I have a simple concurrent requirement: I have a piece of data (say file data from the fs), that should be loaded on demand, when a consumer tries to read it, and should be loaded only once. There are multiple concurrent consumers, that should get the same data, but only one ("the quickest") initiates the load, and all wait until it is loaded and consume it.
So the question is what is the best and typical approach in Haskell to implement this?
I understand that I need some lock to allow only once write multiple reads, so I can use a represend the holder of the data as a wrapper MVar, that is used to implement the lock mechanics. This var is empty at first, and the "first" consumer, will fill with the data var and load into the actual data, and the others will wait.
type WrapVar = (MVar (MVar MyData))
readData :: WrapVar -> FilePath -> IO MyData
readData wrapVar fname = do
mbDataVar <- tryReadMVar wrapVar
case mbDataVar of
Just dataVar -> do
-- if dataVar is here wait until it is loaded
readMVar dataVar
Nothing -> do
-- dataVar is not here, we create new empty one try to put it
dataVar <- newEmptyMVar
ok <- tryPutMVar wrapVar dataVar
if ok then
-- we load the actual data, it should be loaded only once,
-- because only one consumer can put dataVar into wrapVar
myData <- readFile fname
putMVar dataVar myData
pure myData
else
-- we failed to put Mvar (so some other consumer did it first)
-- so we may just recusivly ask the same read
readData fname
I wonder is this a good way to implement the described requirement or is there "more idiomatic" way to do this?
If you expect to write once but read many times, you might consider going the optimistic concurrency route and use STM
. Here's an idea of what that might look like.

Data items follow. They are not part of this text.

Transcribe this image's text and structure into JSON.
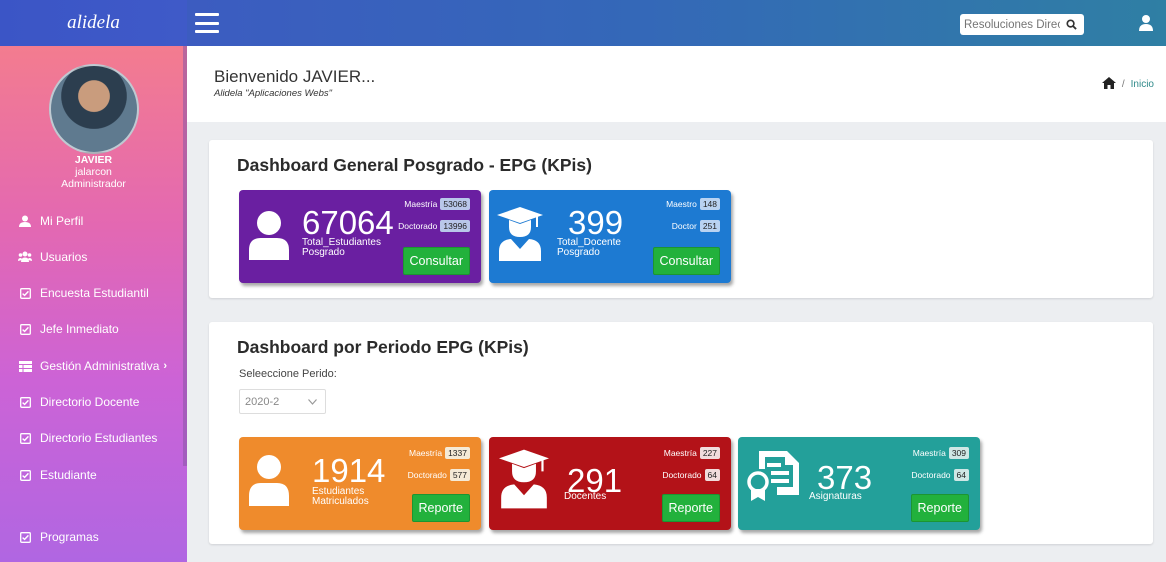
{
  "brand": "alidela",
  "search": {
    "placeholder": "Resoluciones Directo"
  },
  "user": {
    "name": "JAVIER",
    "username": "jalarcon",
    "role": "Administrador"
  },
  "menu": [
    {
      "label": "Mi Perfil",
      "icon": "user-icon"
    },
    {
      "label": "Usuarios",
      "icon": "users-icon"
    },
    {
      "label": "Encuesta Estudiantil",
      "icon": "checkbox-icon"
    },
    {
      "label": "Jefe Inmediato",
      "icon": "checkbox-icon"
    },
    {
      "label": "Gestión Administrativa",
      "icon": "table-icon",
      "arrow": "›"
    },
    {
      "label": "Directorio Docente",
      "icon": "checkbox-icon"
    },
    {
      "label": "Directorio Estudiantes",
      "icon": "checkbox-icon"
    },
    {
      "label": "Estudiante",
      "icon": "checkbox-icon"
    },
    {
      "label": "Programas",
      "icon": "checkbox-icon"
    }
  ],
  "header": {
    "title": "Bienvenido JAVIER...",
    "subtitle": "Alidela \"Aplicaciones Webs\"",
    "breadcrumb_sep": "/",
    "breadcrumb": "Inicio"
  },
  "general": {
    "title": "Dashboard General Posgrado - EPG (KPis)",
    "students": {
      "value": "67064",
      "label1": "Total_Estudiantes",
      "label2": "Posgrado",
      "b1_label": "Maestría",
      "b1": "53068",
      "b2_label": "Doctorado",
      "b2": "13996",
      "button": "Consultar",
      "color": "#6a1fa1"
    },
    "teachers": {
      "value": "399",
      "label1": "Total_Docente",
      "label2": "Posgrado",
      "b1_label": "Maestro",
      "b1": "148",
      "b2_label": "Doctor",
      "b2": "251",
      "button": "Consultar",
      "color": "#1d7ad2"
    }
  },
  "periodo": {
    "title": "Dashboard por Periodo EPG (KPis)",
    "select_label": "Seleeccione Perido:",
    "selected": "2020-2",
    "enrolled": {
      "value": "1914",
      "label1": "Estudiantes",
      "label2": "Matriculados",
      "b1_label": "Maestría",
      "b1": "1337",
      "b2_label": "Doctorado",
      "b2": "577",
      "button": "Reporte",
      "color": "#ef8b2c"
    },
    "teachers": {
      "value": "291",
      "label1": "Docentes",
      "b1_label": "Maestría",
      "b1": "227",
      "b2_label": "Doctorado",
      "b2": "64",
      "button": "Reporte",
      "color": "#b31218"
    },
    "subjects": {
      "value": "373",
      "label1": "Asignaturas",
      "b1_label": "Maestría",
      "b1": "309",
      "b2_label": "Doctorado",
      "b2": "64",
      "button": "Reporte",
      "color": "#23a09a"
    }
  }
}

data Status = Uninitialized | Initializing | Initialized MyData
-- | users should not call this themselves, it will be done for them by readData
initializeData :: TVar Status -> IO MyData
initializeData tvar = do
d <- readFile fname
d <$ atomically (writeTVar tvar (Initialized d))
readData :: TVar Status -> IO MyData
readData tvar = do
act <- atomically $ readTVar tvar >>= \case
Initialized d -> pure (pure d)
Initializing -> retry
Uninitialized -> initializeData tvar <$ writeTVar tvar Initializing
act
Generally, STM should be faster than MVars when contention is low, and contention is never lower than when there are only readers. If this turns out to be a bottleneck (...that seems unlikely to me), you can even add in a fastpath that uses readTVarIO
, succeeds when it gets an Initialized
, and falls back to this for the other values.